Il est de notoriété publique que les chats chassent. Ils mangent des oiseaux. Ils mangent des souris.
Nous le savons tous. Ce à quoi nous ne nous attendons pas toujours, c’est à quel point ils mangent des insectes.
Je suis biologiste. Pendant des années, j’ai observé des chats sauvages et des animaux de compagnie en plein air chasser. Je voulais savoir tout ce qu’ils mangeaient. Pas seulement les mammifères. Tout.
Lorsque les chats domestiques vivent à l’état sauvage, ils sont des envahisseurs. Il y en a partout sauf en Antarctique. Une espèce envahissante est une chose compliquée. Je voulais voir s’ils mangeaient aussi des aliments en voie de disparition.
“Les chats ne constituent probablement pas une [menace] aussi importante que l’utilisation à grande échelle de pesticides.”
Alors nous avons creusé.
Vingt ans de données. Des centaines de découvertes. Nous avons effectué des recherches sur Google Scholar et Web of Science. Les mots clés incluaient « prédation par les chats », « chat sauvage », « Felis catus ». Nous les lisons. Même ceux qui n’ont pas fait l’objet d’un examen par les pairs. Nous avons vérifié chaque section de référence. C’était un travail fastidieux.
Nous avons trouvé 533 articles uniques. Livres. Thèse. Rapports. Chacun énumérait les espèces animales consommées par les chats. Les plantes étaient pour la plupart ignorées, nous les avons donc également ignorées.
Notre premier article a été publié en 2023. Nous avons analysé ces 533 études. Un siècle de recherche. Les chats mangeaient près de 2 100 espèces animales.
Sur ces 2100 ? 347 figurent sur la liste rouge de l’Union internationale pour la conservation de la nature. Certains sont vulnérables. Certains ont disparu. Quelques-uns ont en fait disparu pendant que nous recherchions.
Il s’agit principalement de viande de vertébrés. Des oiseaux surtout. Puis les mammifères. Puis les reptiles.
Mais les insectes sont là.
Au moins 7 % des espèces au menu sont des insectes. Les coléoptères sont en tête du peloton. Les crustacés sont plus rares. Arachnides. Mille-pattes. Limaces.
Nous ne connaissons cependant pas le volume. La plupart des études ne comptaient pas les individus. Nous ne savons donc pas combien d’insectes meurent par chat et par an. Nous ne connaissons pas les calories.
Pourquoi est-ce important ? Les invertébrés représentent plus de 70 % des animaux terrestres. Ils pollinisent. Ils mangent des récoltes. Ils s’écrasent.
Urbanisation. Pollution lumineuse. Changement climatique. Les chats aussi.
Nous avons approfondi les données sur les insectes.

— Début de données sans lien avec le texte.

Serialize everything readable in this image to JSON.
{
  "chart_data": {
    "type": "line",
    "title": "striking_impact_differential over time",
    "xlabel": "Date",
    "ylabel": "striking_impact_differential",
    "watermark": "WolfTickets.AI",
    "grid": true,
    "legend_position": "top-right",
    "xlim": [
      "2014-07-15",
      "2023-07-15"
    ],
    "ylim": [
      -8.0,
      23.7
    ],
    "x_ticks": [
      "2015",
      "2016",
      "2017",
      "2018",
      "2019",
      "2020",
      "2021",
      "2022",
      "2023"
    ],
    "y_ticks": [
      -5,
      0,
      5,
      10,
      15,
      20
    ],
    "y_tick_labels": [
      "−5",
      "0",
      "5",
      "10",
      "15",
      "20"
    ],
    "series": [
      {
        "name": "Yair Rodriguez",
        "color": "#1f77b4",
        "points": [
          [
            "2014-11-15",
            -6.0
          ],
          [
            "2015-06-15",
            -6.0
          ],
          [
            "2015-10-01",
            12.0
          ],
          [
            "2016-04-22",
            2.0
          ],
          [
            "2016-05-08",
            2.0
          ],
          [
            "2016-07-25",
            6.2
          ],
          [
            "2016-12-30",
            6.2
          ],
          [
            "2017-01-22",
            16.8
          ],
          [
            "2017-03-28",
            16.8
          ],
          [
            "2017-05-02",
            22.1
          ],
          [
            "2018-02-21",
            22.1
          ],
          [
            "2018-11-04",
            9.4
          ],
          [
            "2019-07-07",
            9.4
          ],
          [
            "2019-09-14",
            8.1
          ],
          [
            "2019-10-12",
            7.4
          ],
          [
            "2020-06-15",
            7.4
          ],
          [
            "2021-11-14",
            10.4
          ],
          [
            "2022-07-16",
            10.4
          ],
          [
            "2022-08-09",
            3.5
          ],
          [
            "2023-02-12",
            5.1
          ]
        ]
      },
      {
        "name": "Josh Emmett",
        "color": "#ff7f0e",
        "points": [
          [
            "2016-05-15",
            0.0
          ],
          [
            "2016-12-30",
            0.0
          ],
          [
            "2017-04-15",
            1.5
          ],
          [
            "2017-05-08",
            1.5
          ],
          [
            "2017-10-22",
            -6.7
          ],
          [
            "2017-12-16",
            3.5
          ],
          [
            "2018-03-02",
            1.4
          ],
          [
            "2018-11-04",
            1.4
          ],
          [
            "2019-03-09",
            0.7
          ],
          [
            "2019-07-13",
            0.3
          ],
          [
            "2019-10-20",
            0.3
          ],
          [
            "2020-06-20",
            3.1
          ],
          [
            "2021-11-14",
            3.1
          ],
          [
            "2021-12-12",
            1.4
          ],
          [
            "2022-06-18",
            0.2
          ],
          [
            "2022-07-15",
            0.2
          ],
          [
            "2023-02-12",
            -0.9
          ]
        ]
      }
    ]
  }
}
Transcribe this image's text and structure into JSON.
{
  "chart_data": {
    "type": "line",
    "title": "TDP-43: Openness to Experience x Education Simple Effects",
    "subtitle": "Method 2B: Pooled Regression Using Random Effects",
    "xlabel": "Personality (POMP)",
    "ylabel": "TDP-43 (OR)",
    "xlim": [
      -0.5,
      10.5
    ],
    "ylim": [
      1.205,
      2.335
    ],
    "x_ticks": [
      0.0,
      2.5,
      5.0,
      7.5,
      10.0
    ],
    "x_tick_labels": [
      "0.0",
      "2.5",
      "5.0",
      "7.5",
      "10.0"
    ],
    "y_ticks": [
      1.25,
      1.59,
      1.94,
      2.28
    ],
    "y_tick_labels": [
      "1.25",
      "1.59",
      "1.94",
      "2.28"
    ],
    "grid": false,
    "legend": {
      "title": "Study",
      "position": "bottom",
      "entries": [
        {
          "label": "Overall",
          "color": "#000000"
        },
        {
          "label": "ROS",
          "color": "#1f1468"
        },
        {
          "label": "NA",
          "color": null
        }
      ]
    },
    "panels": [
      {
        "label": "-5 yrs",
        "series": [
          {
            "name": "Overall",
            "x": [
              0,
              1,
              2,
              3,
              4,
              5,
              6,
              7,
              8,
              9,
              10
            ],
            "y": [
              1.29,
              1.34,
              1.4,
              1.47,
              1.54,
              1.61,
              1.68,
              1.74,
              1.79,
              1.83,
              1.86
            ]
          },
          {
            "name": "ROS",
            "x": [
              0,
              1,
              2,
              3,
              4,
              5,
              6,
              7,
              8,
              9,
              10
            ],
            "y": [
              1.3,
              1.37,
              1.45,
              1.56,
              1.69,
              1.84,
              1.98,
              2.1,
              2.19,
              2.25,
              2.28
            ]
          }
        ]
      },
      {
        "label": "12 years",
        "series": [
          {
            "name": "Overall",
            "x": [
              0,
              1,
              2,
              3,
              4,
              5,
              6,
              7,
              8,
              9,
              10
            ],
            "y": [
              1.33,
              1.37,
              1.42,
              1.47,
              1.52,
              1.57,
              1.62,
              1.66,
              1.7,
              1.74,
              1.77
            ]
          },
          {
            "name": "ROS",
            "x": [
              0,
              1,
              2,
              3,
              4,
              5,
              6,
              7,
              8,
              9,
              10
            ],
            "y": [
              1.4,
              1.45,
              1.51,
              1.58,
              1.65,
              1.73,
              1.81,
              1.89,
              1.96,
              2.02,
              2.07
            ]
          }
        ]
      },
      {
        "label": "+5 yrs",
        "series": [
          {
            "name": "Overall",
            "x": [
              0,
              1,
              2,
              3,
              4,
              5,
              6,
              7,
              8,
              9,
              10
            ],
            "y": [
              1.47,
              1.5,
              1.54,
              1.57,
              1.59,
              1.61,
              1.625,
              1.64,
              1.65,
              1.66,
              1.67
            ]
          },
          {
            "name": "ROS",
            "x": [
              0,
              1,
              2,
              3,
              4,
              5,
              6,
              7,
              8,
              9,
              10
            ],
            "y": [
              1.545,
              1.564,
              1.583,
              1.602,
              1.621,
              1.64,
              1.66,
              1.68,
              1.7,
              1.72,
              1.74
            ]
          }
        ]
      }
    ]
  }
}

Seul un tiers des études mentionnaient des bugs. La plupart n’ont pas réussi à identifier les espèces. Nous avons quand même réussi à identifier 148 espèces.
Deux sont en danger. La sauterelle d’Aldabran aux Seychelles. L’écrevisse géante d’eau douce de Tasmanie. Il atteint 13 livres. Deux autres sont vulnérables. Le Wetapunga de Nouvelle-Zélande. Il est de la taille d’une souris. Le Yabby commun. Une écrevisse australienne.
Un coléoptère des îles Canaries est quasiment menacé.
Il n’existe aucune recherche formelle sur la manière dont l’alimentation des chats affecte les populations d’insectes. Honnêtement? Les pesticides tuent bien plus.
Mais à des endroits précis ? Ou pour des espèces rares ? Les chats pourraient avoir de l’importance.
Ils ont besoin de protéines. Beaucoup. Jusqu’à un tiers de leur alimentation. Les insectes le fournissent. Protéine facile.
Cour urbaine ? Bien sûr. Une île isolée ? Certainement. Un chat voit la nourriture, il la mange. Ou joue avec en premier. Le divertissement compte.
Étudier cela est difficile.
Petits corps. Pas vraiment d’os. Ils se dissolvent dans l’intestin. Difficile à trouver dans les excréments.
La technologie change cela. La technologie moléculaire lit désormais les traces d’ADN. Nous analysons les estomacs. Nous analysons les crottes. De nouvelles études l’utilisent. Il montre ce que les chats mangent réellement dehors. Et comment cela affecte l’écosystème.
Nous en saurons peut-être plus bientôt.